August 30, 2011
By Andrea Anderson - Via Genome Web
Research teams affiliated with the international 1001 Arabidopsis Genomes project are relying on whole-genome re-sequencing of carefully selected strains of Arabidopsis thaliana — combined with RNA sequencing, partial de novo assembly, and re-annotation, in some cases — to get a handle on the model plant's genetic and geographic diversity.
"It's very important to move beyond just a catalog of variants and trying to interpret what those things do relative to the reference," senior author Richard Mott, a bioinformatics and statistics researcher at the Wellcome Trust Centre for Human Genetics at the University of Oxford, told In Sequence.
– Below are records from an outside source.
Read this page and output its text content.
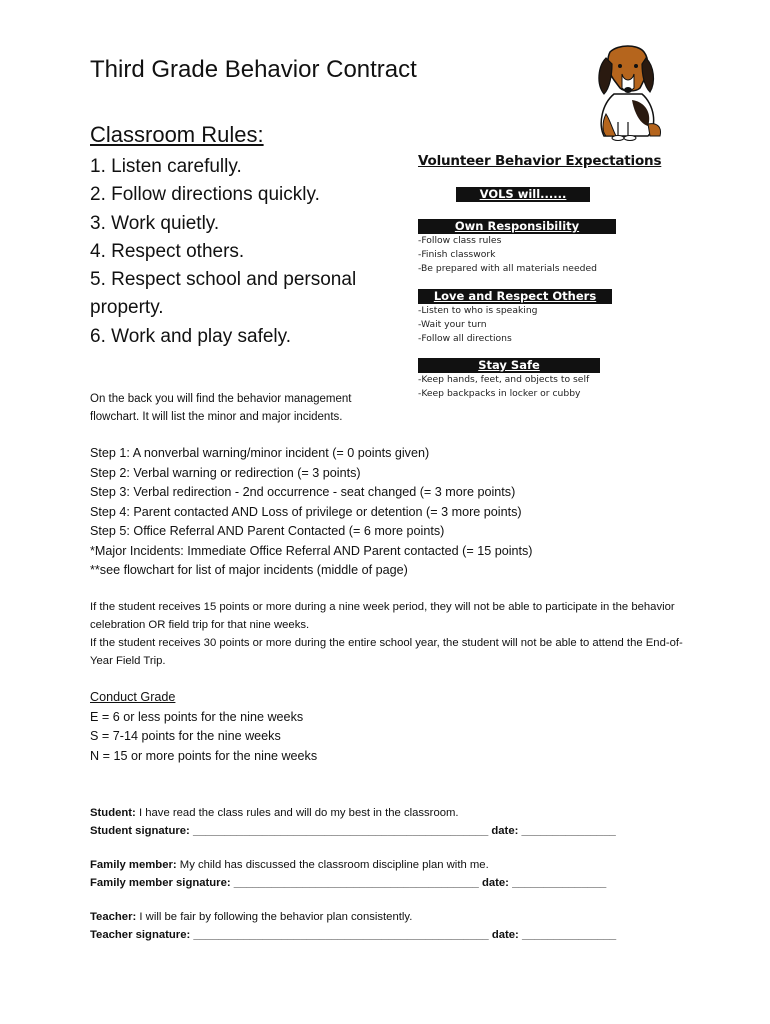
Third Grade Behavior Contract
Classroom Rules:
1. Listen carefully.
2. Follow directions quickly.
3. Work quietly.
4. Respect others.
5. Respect school and personal property.
6. Work and play safely.
Volunteer Behavior Expectations
VOLS will......
Own Responsibility
-Follow class rules
-Finish classwork
-Be prepared with all materials needed
Love and Respect Others
-Listen to who is speaking
-Wait your turn
-Follow all directions
Stay Safe
-Keep hands, feet, and objects to self
-Keep backpacks in locker or cubby
On the back you will find the behavior management flowchart. It will list the minor and major incidents.
Step 1: A nonverbal warning/minor incident (= 0 points given)
Step 2: Verbal warning or redirection (= 3 points)
Step 3: Verbal redirection - 2nd occurrence - seat changed (= 3 more points)
Step 4: Parent contacted AND Loss of privilege or detention (= 3 more points)
Step 5: Office Referral AND Parent Contacted (= 6 more points)
*Major Incidents: Immediate Office Referral AND Parent contacted (= 15 points)
**see flowchart for list of major incidents (middle of page)
If the student receives 15 points or more during a nine week period, they will not be able to participate in the behavior celebration OR field trip for that nine weeks.
If the student receives 30 points or more during the entire school year, the student will not be able to attend the End-of-Year Field Trip.
Conduct Grade
E = 6 or less points for the nine weeks
S = 7-14 points for the nine weeks
N = 15 or more points for the nine weeks
Student: I have read the class rules and will do my best in the classroom.
Student signature: _______________________________________________ date: _______________
Family member: My child has discussed the classroom discipline plan with me.
Family member signature: _______________________________________ date: _______________
Teacher: I will be fair by following the behavior plan consistently.
Teacher signature: _______________________________________________ date: _______________
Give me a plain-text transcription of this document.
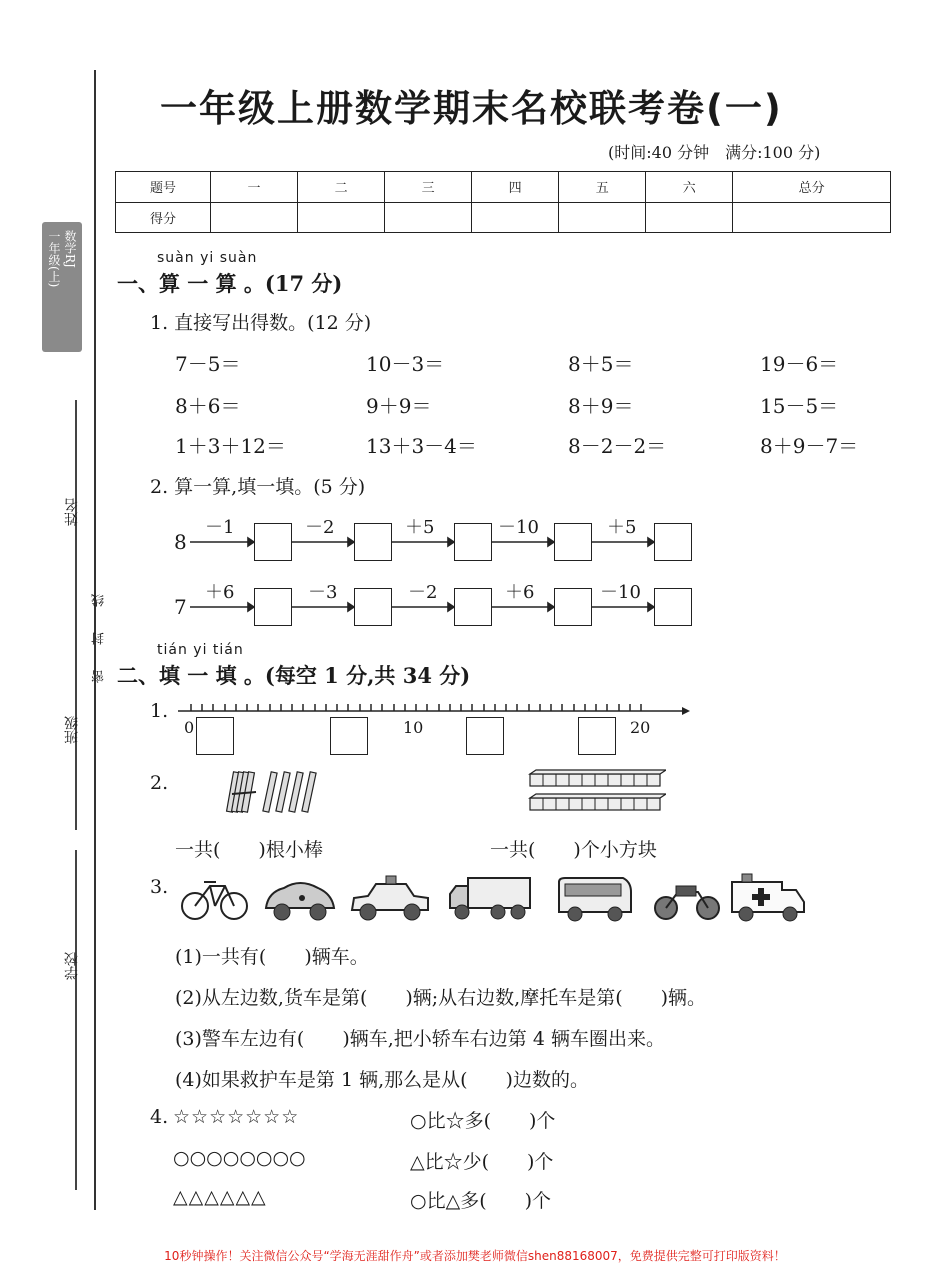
数学RJ
一年级(上)
姓名
班级
学校
线
封
密
一年级上册数学期末名校联考卷(一)
(时间:40 分钟　满分:100 分)
题号	一	二	三	四	五	六	总分
得分							
suàn yi suàn
一、算 一 算 。(17 分)
1. 直接写出得数。(12 分)
7－5＝	10－3＝	8＋5＝	19－6＝
8＋6＝	9＋9＝	8＋9＝	15－5＝
1＋3＋12＝	13＋3－4＝	8－2－2＝	8＋9－7＝
2. 算一算,填一填。(5 分)
8
－1	－2	＋5	－10	＋5
7
＋6	－3	－2	＋6	－10
tián yi tián
二、填 一 填 。(每空 1 分,共 34 分)
1.
0	10	20
2.
一共(　　)根小棒	一共(　　)个小方块
3.
(1)一共有(　　)辆车。
(2)从左边数,货车是第(　　)辆;从右边数,摩托车是第(　　)辆。
(3)警车左边有(　　)辆车,把小轿车右边第 4 辆车圈出来。
(4)如果救护车是第 1 辆,那么是从(　　)边数的。
4. ☆☆☆☆☆☆☆	○比☆多(　　)个
○○○○○○○○	△比☆少(　　)个
△△△△△△	○比△多(　　)个
10秒钟操作！关注微信公众号“学海无涯甜作舟”或者添加樊老师微信shen88168007，免费提供完整可打印版资料！
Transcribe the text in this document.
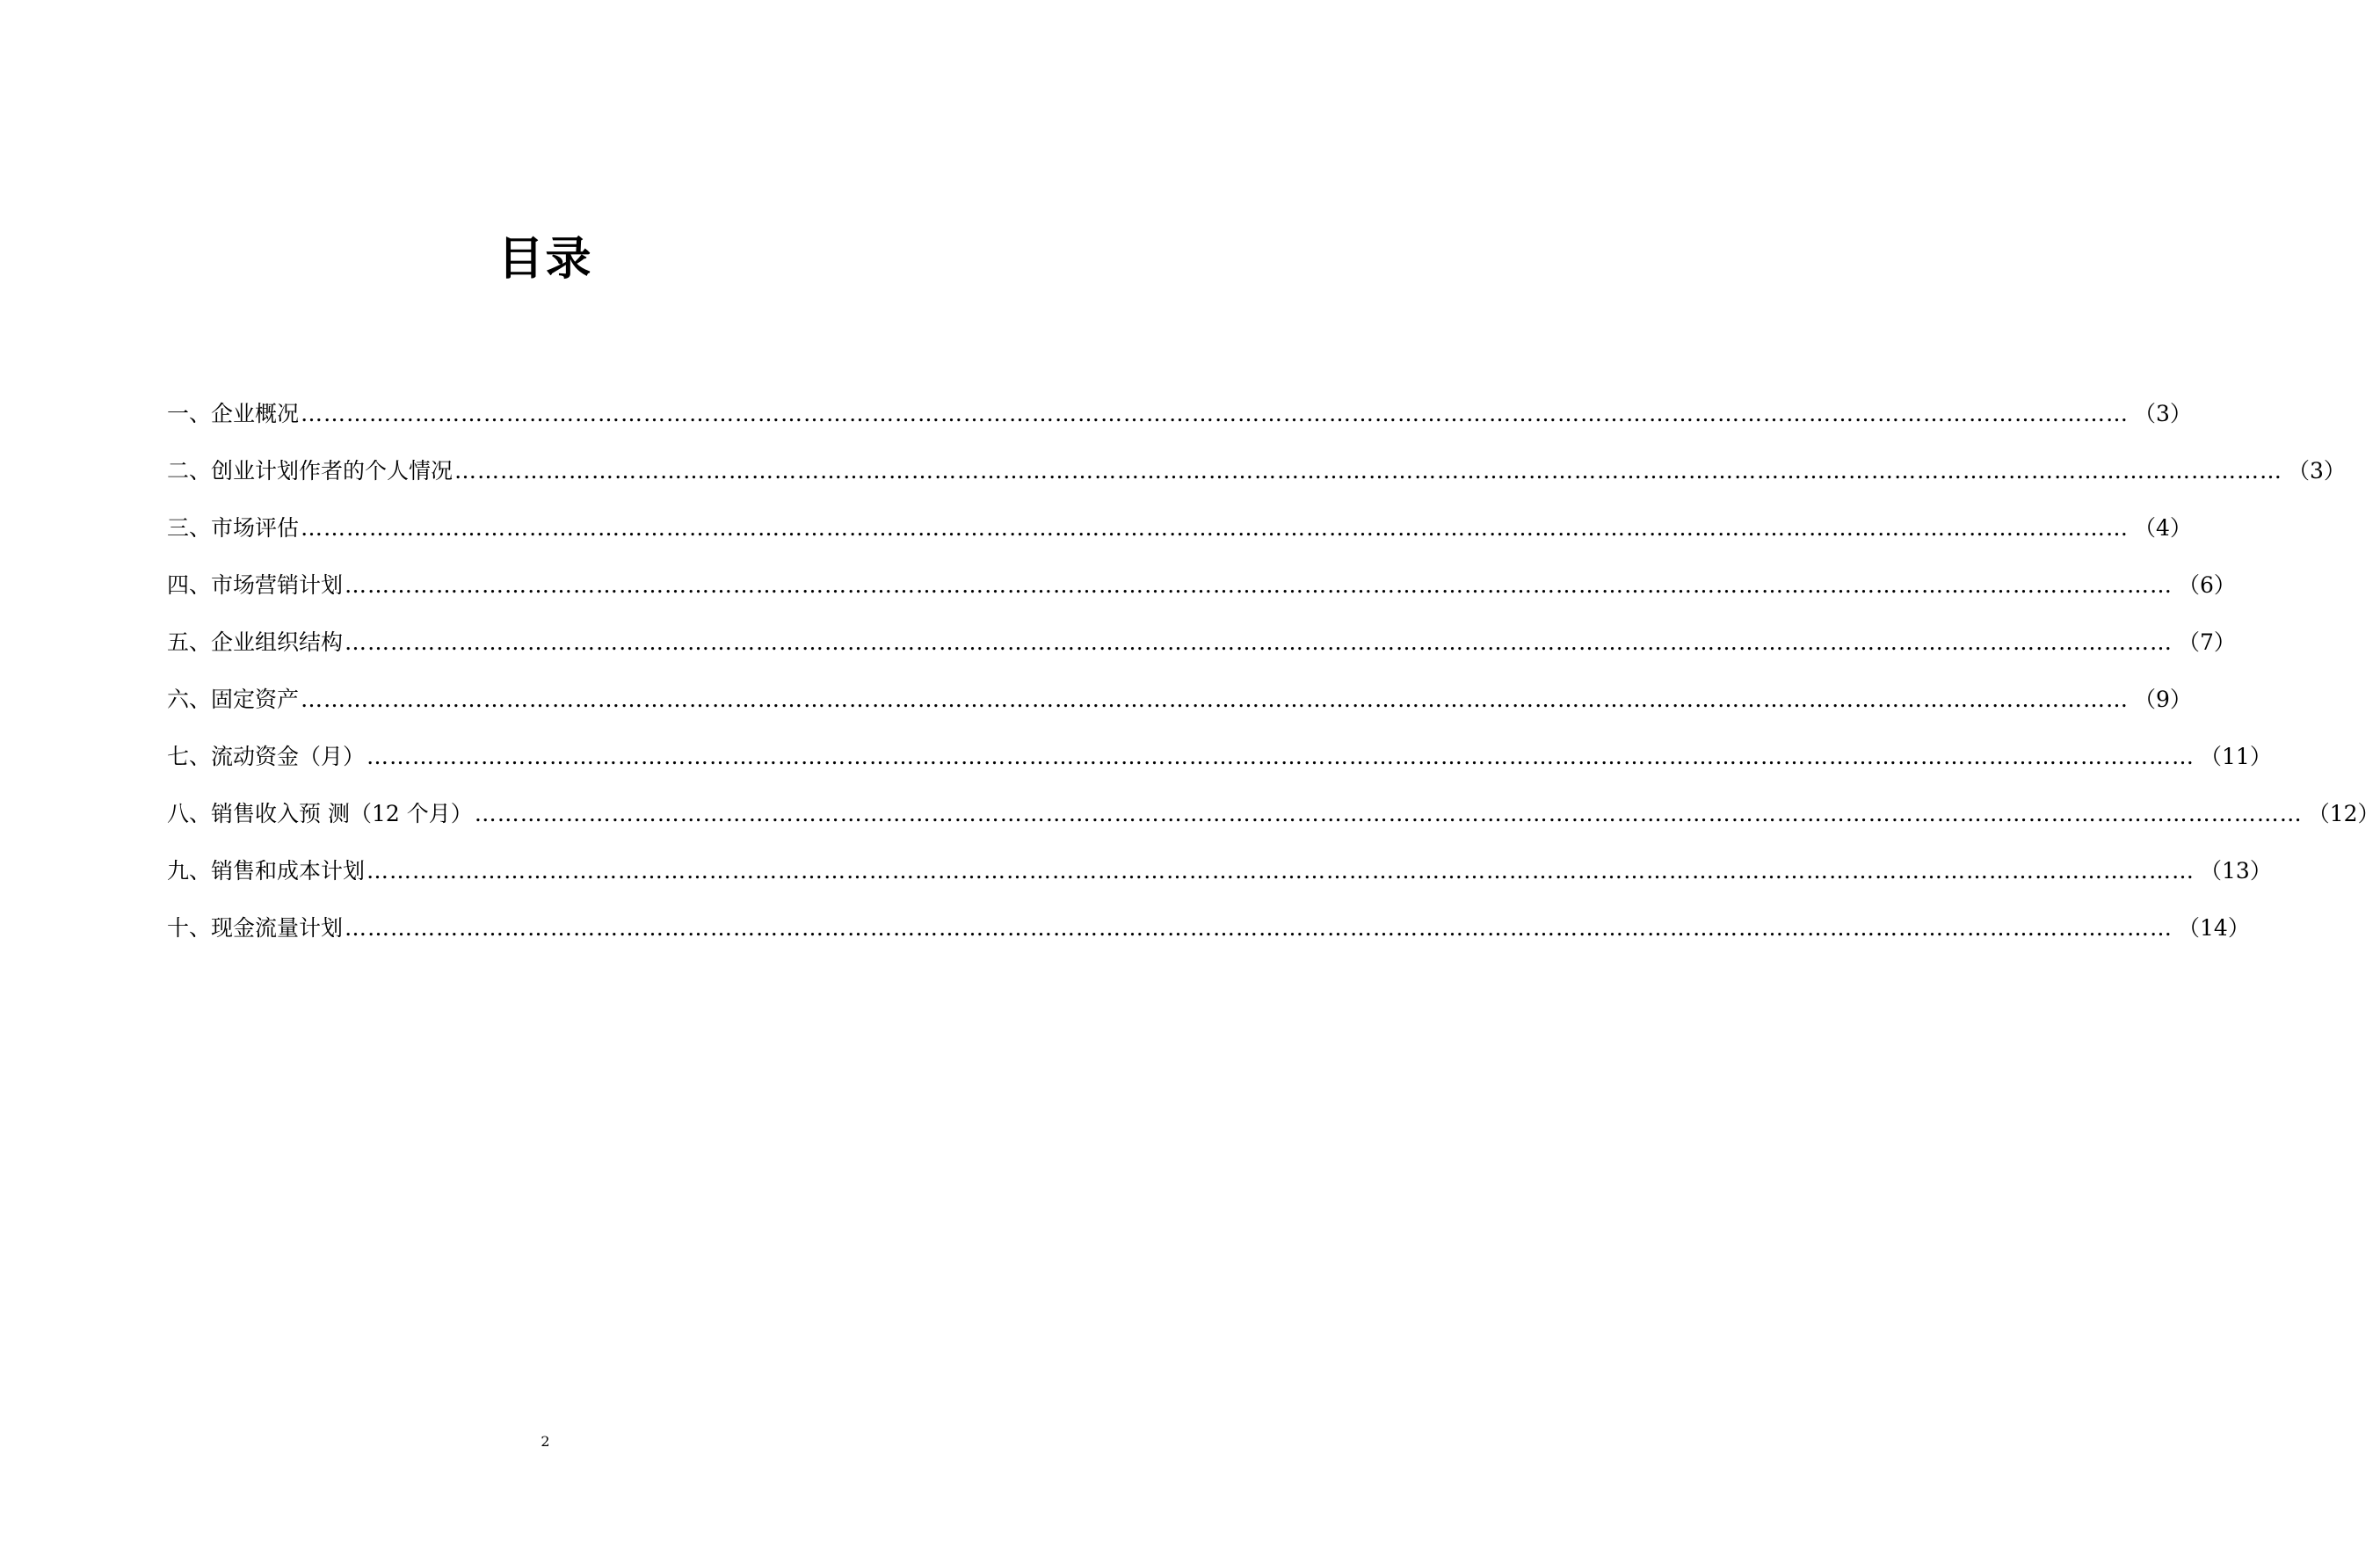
目录
一、企业概况 …………………………………………………………………………………………………………………………………………………………………………………………………………………… （3）
二、创业计划作者的个人情况 …………………………………………………………………………………………………………………………………………………………………………………………………………………… （3）
三、市场评估 …………………………………………………………………………………………………………………………………………………………………………………………………………………… （4）
四、市场营销计划 …………………………………………………………………………………………………………………………………………………………………………………………………………………… （6）
五、企业组织结构 …………………………………………………………………………………………………………………………………………………………………………………………………………………… （7）
六、固定资产 …………………………………………………………………………………………………………………………………………………………………………………………………………………… （9）
七、流动资金（月） …………………………………………………………………………………………………………………………………………………………………………………………………………………… （11）
八、销售收入预 测（12 个月） …………………………………………………………………………………………………………………………………………………………………………………………………………………… （12）
九、销售和成本计划 …………………………………………………………………………………………………………………………………………………………………………………………………………………… （13）
十、现金流量计划 …………………………………………………………………………………………………………………………………………………………………………………………………………………… （14）
2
Two new studies published this week, including one by Mott and his colleagues, are also ratcheting up the Arabidopsis genome count, moving researchers a bit closer to the goal of sequencing 1001 Arabidopsis genomes (IS 10/7/08).
For their study, appearing online in Nature this week, Mott and colleagues from the UK, Germany, and US sequenced, assembled, and annotated the genomes of 18 A. thaliana accessions known to have a worldwide distribution and range of phenotypic features. RNA-sequencing data generated for seedlings from these accessions not only provided information on gene expression in the plants, but also helped in verifying coding SNPs, annotating the genomes, and identifying loci that influence gene expression in Arabidopsis.
"Using the genomes, seedling transcriptomes, and computational gene predictions we have characterized the ancestry, polymorphism, gene content, and expression profile of the accessions," the researchers wrote. "We show that the functional consequences of polymorphisms are often difficult to interpret in the absence of gene re-annotation and full sequence data."
Mott and his co-authors generated between about 27 and 63 times coverage of each genome, using the Illumina Genome Analyzer platform to sequence both 200-base pair and 400-base pair libraries for most of the strains.
In general, each of the new genomes was about one to two percent smaller than the 119-million base Col-0 reference genome, which represents an accession known as Columbia that was sequenced in 2000.
The Columbia accession and the 18 accessions sequenced in the Nature study have been crossed to make more than 700 Arabidopsis lines in the Multiparent Advanced Generation Inter-Cross, or MAGIC, collection, Mott explained, and analyses of the parental strains is expected to help interpret data for MAGIC descendants in the future.
The team's analyses uncovered 1.2 million insertions and deletions, along with millions of SNPs in the new genomes. Compared to the Col-0 reference, each accession tested contained between 497,668 and 789,187 single-base variants. Of these, about 100,000 SNPs per strain turned up in coding sequences that were also interrogated by RNA-sequencing of seedling tissue.